KPK Periksa 8 Saksi Terkait Kasus Suap dan Gratifikasi Bupati Malang - Kompas.com

KPK Periksa 8 Saksi Terkait Kasus Suap dan Gratifikasi Bupati Malang

Kompas.com - 13/10/2018, 14:39 WIB
Bupati Malang Rendra Kresna saat ditemui usai acara di Pendopo Agung Kabupaten Malang di Jalan KH Agus Salim nomor 7 Kota Malang pada Kamis (11/10/2018) malam.KOMPAS.com/ANDI HARTIK Bupati Malang Rendra Kresna saat ditemui usai acara di Pendopo Agung Kabupaten Malang di Jalan KH Agus Salim nomor 7 Kota Malang pada Kamis (11/10/2018) malam.

JAKARTA, KOMPAS.com - Komisi Pemberantasan Korupsi (KPK) melanjutkan pemeriksaan terhadap beberapa saksi pada kasus dugaan penerimaan gratifikasi yang melibatkan Bupati Malang, Jawa Timur, Rendra Kresna.

“Sabtu, 13 Oktober 2018, KPK lanjutkan pemeriksaan terhadap 8 orang saksi di Polres Kabupaten Malang,” kata Juru Bicara KPK Febri Diansyah dalam keterangan tertulis, Sabtu (13/10/2018).

Saksi-saksi yang diperiksa penyidik KPK adalah Kepala Bagian Tata Usaha Sekretaris Daerah Kabupaten Malang Henry MB Tanjung, Kepala Seksi Wahyudi, Kepala Bapend Willem Petrus Salamena.

Saksi dari pihak swasta yakni Ubaidillah, Choiriyah, Moh Zaini Ilyas, Hadaningsih, serta Hari Mulyanto.

Baca juga: Dugaan Suap Bupati Malang, KPK Periksa Kepala BPKAD hingga Swasta

Febri mengemukakan, hingga saat ini KPK telah memeriksa sekitar 18 saksi di 23 lokasi di Kabupaten Malang.

“Hingga hari ini sekitar 18 saksi diperiksa, dan 23 lokasi di Kab Malang digeledah dalam dua  perkara di tingkat penyidikan, yaitu dugaan suap dan gratifikasi,” kata Febri.

Sebelumnya, Wakil Ketua KPK Saut Situmorang mengatakan Rendra Kresna tersangkut dalam dua perkara. Pertama, Rendra selaku Bupati Kabupaten Malang periode 2010-2015 diduga menerima suap terkait penyediaan sarana, terutama proyek pengadaan buku dan alat peraga pendidikan di Dinas Pendidikan Kabupaten Malang sebesar Rp 3,45 miliar.

Selain Rendra, KPK juga menetapkan seseorang dari pihak swasta bernama Ali Murtopo (AM) sebagai pemberi suap.

Dalam perkara pertama itu, Rendra menjadi tersangka bersama Ali Murtopo, dari pihak swasta.
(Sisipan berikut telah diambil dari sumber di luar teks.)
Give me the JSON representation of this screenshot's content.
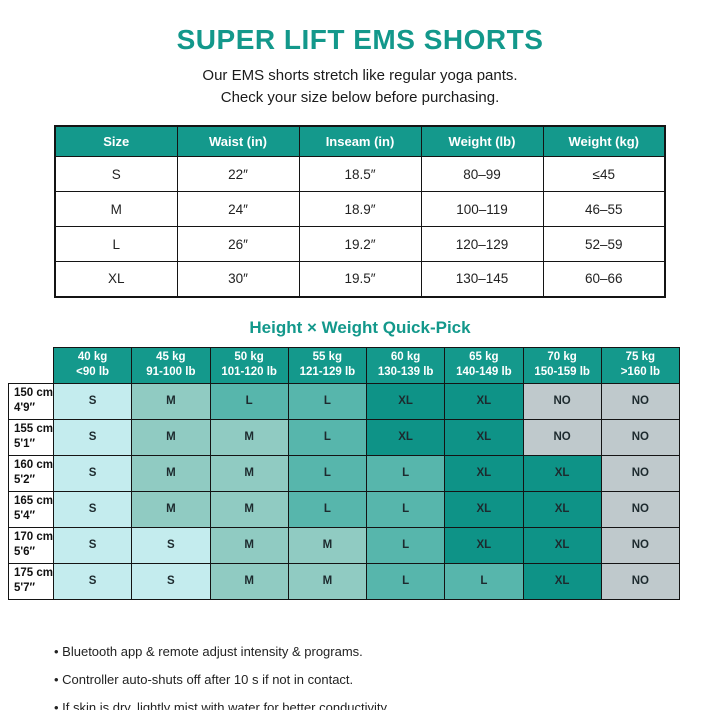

Ali dijerat dengan Pasal 5 ayat (1) huruf a atau Pasal 5 ayat (1) huruf b atau Pasal 13 Undang Undang Tipikor Juncto Pasal 55 ayat (1) ke-1 Kitab Undang-Undang Hukum Pidana. Sementara Rendra dijerat dengan Pasal 12 huruf a atau Pasal 12 huruf b atau Pasal 11 Undang Undang Nomor 31 Tahun 1999 sebagaimana telah diubah dengan Undang Undang No 20 Tahun 2001 tentang Pemberantasan Tindak Pidana Korupsi.

Perkara kedua, Rendra bersama seorang pihak swasta bernama Eryk Armando Talla (EAT) diduga menerima gratifikasi sekitar Rp 3,55 miliar. Dalam perkara ini, Eryk juga ditetapkan sebagai tersangka.

Dalam perkara kedua, Rendra diduga telah menerima gratifikasi yang berhubungan dengan jabatan dan berlawanan dengan kewajiban atau tugas penyelenggara negara. Rendra bersama Eryk Armando Talia dari swasta diduga menerima gratifikasi yang dianggap suap karena berhubungan dengan jabatannya dan berlawanan dengan kewajiban atau tugasnya sebagai Bupati Malang setidaktidaknva sampai saat ini sekitar total Rp 3,55 miliar.